#5958 VALUE OF EXOME SEQUENCING “FIRST” FOR AUTOSOMAL DOMINANT POLYCYSTIC KIDNEY DISEASE

Abstract

Abstract Background and Aims Autosomal dominant polycystic kidney disease (ADPKD) is one of the most common Mendelian kidney diseases, that can progress to end-stage kidney failure. Pathological variants in PKD1 or PKD2 genes are found in about 78% and 15% respectively. Additional variants in genes such as GANAB, DNAJB11, and ALG8/5 have been identified in ADPKD. The sequencing of PKD1 by short read sequencing technics with exome capture such as Exome sequencing (ES) has been describe as technically challenging given 6 pseudogenes with more than 98% homology in PKD1 exonic regions 1 to 33. Moreover, the presence of repeated motifs and GC-rich in PKD1/2 add difficulties.
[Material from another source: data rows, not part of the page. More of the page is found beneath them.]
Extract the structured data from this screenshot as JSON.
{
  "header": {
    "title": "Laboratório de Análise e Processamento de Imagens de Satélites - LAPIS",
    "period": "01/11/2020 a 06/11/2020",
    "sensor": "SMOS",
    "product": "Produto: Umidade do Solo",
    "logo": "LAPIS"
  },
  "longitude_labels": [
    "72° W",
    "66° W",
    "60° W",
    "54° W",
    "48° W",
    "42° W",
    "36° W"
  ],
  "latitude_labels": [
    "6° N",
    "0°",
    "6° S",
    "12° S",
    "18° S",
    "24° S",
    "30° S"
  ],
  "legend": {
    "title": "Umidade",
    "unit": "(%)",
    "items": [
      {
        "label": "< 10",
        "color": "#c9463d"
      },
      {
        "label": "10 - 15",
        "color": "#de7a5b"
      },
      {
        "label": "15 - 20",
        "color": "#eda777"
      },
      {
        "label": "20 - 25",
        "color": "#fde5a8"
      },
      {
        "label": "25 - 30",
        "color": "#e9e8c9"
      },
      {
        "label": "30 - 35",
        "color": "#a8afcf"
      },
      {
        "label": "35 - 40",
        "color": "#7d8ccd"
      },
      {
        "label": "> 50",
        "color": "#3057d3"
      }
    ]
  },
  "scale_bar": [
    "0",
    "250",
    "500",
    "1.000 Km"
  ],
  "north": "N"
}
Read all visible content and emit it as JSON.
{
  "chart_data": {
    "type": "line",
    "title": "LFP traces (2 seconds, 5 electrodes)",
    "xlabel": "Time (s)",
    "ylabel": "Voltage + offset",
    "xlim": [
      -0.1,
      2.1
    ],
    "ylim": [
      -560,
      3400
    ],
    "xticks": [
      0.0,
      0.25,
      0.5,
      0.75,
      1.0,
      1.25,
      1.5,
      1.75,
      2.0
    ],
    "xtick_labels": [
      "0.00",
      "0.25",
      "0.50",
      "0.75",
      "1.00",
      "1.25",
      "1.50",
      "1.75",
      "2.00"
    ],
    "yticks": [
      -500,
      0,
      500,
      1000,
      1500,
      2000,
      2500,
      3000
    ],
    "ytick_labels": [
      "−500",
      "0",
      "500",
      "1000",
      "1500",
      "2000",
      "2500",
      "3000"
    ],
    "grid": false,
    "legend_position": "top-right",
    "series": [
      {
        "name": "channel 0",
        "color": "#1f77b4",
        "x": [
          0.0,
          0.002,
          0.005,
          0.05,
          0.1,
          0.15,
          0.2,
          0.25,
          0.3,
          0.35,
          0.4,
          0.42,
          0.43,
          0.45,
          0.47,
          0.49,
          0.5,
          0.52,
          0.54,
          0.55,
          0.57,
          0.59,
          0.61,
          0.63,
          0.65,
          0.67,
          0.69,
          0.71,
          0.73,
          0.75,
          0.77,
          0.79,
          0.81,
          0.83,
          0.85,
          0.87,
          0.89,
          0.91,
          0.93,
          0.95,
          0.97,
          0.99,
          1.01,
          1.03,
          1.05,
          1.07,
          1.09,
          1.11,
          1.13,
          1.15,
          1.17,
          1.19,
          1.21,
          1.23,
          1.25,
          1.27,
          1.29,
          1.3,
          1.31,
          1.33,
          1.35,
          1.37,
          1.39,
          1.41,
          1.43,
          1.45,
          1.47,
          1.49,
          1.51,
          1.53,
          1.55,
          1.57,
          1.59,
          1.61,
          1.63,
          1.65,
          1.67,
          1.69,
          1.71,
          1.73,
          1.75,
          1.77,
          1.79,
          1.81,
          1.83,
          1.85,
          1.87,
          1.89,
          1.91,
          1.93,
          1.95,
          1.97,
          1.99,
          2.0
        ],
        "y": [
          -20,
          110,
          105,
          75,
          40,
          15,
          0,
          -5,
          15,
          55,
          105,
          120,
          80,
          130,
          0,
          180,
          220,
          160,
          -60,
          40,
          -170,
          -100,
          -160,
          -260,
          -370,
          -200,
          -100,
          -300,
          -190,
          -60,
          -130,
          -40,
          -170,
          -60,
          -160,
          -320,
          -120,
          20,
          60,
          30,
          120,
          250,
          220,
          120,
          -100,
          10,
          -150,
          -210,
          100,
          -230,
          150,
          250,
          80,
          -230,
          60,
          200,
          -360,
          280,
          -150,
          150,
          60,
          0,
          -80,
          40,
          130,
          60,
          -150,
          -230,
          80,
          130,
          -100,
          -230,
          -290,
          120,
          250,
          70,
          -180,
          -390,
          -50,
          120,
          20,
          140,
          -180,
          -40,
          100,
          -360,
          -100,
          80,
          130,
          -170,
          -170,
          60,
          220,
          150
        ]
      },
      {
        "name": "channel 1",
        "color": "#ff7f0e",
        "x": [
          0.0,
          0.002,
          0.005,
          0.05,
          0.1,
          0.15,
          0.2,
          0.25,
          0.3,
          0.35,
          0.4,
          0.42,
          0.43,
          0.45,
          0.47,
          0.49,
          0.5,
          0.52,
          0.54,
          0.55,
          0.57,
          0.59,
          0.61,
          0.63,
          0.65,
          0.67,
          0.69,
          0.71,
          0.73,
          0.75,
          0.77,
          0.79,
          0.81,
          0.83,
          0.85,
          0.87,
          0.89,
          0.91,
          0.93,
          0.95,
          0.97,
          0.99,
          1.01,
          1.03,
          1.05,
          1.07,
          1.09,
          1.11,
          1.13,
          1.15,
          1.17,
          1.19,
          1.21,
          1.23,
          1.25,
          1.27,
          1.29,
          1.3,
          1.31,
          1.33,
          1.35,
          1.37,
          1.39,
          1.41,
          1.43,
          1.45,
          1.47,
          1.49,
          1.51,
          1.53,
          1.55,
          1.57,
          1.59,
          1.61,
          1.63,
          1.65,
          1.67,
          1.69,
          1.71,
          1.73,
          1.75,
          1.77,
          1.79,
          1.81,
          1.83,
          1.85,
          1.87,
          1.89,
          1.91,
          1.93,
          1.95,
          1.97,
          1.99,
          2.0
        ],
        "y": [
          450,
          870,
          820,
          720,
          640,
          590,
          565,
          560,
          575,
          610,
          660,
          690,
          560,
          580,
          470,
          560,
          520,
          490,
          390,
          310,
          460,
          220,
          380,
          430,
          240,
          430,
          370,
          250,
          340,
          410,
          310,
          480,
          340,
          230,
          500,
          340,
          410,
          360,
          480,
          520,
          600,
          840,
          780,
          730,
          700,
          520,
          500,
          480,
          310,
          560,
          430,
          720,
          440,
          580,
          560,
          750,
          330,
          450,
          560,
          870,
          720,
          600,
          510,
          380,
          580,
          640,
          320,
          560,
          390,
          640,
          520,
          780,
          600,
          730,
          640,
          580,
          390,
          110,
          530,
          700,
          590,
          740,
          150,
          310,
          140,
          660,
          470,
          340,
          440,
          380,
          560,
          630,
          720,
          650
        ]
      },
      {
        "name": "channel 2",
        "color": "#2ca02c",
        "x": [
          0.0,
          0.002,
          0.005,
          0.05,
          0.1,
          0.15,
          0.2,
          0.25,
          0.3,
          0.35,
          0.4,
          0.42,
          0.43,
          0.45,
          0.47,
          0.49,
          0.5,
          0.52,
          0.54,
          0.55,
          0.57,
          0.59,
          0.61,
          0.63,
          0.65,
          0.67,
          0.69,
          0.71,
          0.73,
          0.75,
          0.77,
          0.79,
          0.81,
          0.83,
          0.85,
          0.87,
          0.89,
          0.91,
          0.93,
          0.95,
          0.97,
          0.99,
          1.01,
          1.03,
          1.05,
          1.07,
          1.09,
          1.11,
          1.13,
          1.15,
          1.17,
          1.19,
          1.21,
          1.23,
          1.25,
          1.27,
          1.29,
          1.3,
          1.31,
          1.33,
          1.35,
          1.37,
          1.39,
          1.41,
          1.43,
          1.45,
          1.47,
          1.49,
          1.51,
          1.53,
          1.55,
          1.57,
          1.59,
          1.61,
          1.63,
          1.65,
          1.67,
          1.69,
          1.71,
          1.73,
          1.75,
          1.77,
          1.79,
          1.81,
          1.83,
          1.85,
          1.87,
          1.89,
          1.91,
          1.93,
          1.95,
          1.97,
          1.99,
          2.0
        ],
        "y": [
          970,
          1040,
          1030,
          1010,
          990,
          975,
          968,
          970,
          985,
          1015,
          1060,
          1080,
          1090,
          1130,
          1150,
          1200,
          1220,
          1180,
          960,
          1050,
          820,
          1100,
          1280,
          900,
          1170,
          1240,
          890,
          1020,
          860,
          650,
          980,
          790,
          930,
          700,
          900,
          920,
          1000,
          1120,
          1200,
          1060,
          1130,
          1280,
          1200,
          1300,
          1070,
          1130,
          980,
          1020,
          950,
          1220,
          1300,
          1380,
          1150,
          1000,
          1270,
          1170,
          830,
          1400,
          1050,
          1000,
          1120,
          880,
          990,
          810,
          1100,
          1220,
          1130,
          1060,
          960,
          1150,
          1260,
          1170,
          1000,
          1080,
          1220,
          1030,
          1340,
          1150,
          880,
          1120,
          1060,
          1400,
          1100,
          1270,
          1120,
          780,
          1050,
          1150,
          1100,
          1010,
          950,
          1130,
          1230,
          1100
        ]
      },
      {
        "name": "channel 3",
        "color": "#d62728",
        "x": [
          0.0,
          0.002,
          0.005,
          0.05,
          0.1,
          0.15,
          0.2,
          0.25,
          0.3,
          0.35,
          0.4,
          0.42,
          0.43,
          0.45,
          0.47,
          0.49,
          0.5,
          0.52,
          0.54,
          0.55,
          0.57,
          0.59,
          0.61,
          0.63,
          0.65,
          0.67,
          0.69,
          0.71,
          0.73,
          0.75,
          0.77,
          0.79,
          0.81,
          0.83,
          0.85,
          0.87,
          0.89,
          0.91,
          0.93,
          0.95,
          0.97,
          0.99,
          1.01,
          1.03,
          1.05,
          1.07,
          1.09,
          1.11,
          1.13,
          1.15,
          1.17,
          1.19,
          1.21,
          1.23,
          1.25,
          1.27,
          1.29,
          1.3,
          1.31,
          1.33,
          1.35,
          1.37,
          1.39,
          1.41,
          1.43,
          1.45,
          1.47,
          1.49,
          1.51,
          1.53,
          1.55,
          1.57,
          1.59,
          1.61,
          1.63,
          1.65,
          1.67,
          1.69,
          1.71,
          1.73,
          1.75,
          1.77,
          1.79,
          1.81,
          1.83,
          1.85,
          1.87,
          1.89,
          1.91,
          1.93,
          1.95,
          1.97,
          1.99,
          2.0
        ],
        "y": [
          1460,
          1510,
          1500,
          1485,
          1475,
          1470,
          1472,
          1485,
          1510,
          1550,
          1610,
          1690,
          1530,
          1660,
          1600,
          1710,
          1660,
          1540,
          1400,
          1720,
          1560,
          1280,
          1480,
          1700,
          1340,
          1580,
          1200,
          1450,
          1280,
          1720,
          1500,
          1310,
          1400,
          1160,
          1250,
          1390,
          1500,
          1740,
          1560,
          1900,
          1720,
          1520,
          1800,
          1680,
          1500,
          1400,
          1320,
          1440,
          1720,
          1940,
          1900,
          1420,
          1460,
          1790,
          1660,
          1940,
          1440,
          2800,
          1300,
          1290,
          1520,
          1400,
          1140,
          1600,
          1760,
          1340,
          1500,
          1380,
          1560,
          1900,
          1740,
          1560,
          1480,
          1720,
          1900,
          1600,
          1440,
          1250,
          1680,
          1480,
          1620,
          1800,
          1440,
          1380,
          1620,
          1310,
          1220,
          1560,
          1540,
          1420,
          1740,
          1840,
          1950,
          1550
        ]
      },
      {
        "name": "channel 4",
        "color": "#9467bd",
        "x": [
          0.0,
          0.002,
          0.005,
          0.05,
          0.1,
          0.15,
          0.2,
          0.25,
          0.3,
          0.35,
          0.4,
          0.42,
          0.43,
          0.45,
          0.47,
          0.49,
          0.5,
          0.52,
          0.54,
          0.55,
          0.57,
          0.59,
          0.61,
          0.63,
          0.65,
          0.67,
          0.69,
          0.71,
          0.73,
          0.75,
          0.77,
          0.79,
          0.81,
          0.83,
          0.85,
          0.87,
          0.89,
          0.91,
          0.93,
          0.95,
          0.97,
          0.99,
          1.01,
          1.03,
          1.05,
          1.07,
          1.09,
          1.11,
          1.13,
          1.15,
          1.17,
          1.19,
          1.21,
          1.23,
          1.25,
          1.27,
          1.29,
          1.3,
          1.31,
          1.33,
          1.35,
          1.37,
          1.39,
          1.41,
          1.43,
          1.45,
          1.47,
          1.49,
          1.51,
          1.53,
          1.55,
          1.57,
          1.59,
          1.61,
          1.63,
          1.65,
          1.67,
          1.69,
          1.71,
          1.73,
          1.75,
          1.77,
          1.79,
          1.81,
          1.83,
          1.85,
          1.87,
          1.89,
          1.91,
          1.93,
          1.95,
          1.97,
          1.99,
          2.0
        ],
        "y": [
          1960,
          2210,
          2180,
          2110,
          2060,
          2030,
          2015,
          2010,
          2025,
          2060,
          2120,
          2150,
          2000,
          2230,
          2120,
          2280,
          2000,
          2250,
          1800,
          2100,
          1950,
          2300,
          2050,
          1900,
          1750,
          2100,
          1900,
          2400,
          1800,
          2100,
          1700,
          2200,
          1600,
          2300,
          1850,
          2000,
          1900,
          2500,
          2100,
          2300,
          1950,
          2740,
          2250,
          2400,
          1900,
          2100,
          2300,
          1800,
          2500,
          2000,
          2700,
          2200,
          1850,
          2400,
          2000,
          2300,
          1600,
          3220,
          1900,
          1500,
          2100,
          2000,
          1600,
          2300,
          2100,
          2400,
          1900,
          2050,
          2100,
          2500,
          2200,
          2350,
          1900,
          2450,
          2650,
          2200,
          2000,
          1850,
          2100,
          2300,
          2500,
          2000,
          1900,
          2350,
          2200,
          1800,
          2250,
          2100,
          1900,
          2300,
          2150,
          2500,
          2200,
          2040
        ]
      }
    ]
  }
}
We study the relevance of exome sequencing (ES) “first-hand” during autosomal dominant polycystic kidney disease. Method ES was performed in 684 unrelated adult patients with kidney disease from the department of Nephrology of Sorbonne University, Paris, France. Genomic DNA was extracted and exonic coding regions (37 megabases) were enriched with the Twist Human Core Exome kit, and paired-end sequenced on NextSeq500 (Illumina) machine. Sequences were analyzed with in-house and the SeqOne v1.3,2019 pipelines according to GATK4 best practices. If necessary, co-segregation of pathological variants was studied by Sanger sequencing in relatives. Results Of the 684 patients, 143 had renal cysts. Pathogenic or probably pathogenic variations in the PKD1, PKD2, and DNAJB11 genes have been identified in 26 patients, all with cystic disease; with respectively 17 variants in PKD1, 6 variants in PKD2 and 3 variants in DNAJB11. In this cohort, 18.2% of the 17 pathogenic variants are reported in PKD1, and 14 (82%) are included in exons 1 to 33. All variants were eventually confirmed by Sanger sequencing without false positive. Moreover, in 5 of the 26 patients diagnosed (19%), meaningful additional genetic data have been found, falling either in CFTR, DHCR7, HFE, F8, or ACTA2 gene. Conclusion ES highlights PKD1 and PKD2 pathogenic variants detection without false positive. This strategy allowed us to provide appropriate genetic counseling (CFTR, DHCR7), as management of yet unexpected additional genetic diseases that can affect ADPKD (F8, HFE, and ACTA2) phenotype. Given these preliminary data, ES appears effective for PKD1/PKD2 variant detection, providing additional information for ADPKD management in 20% of cases.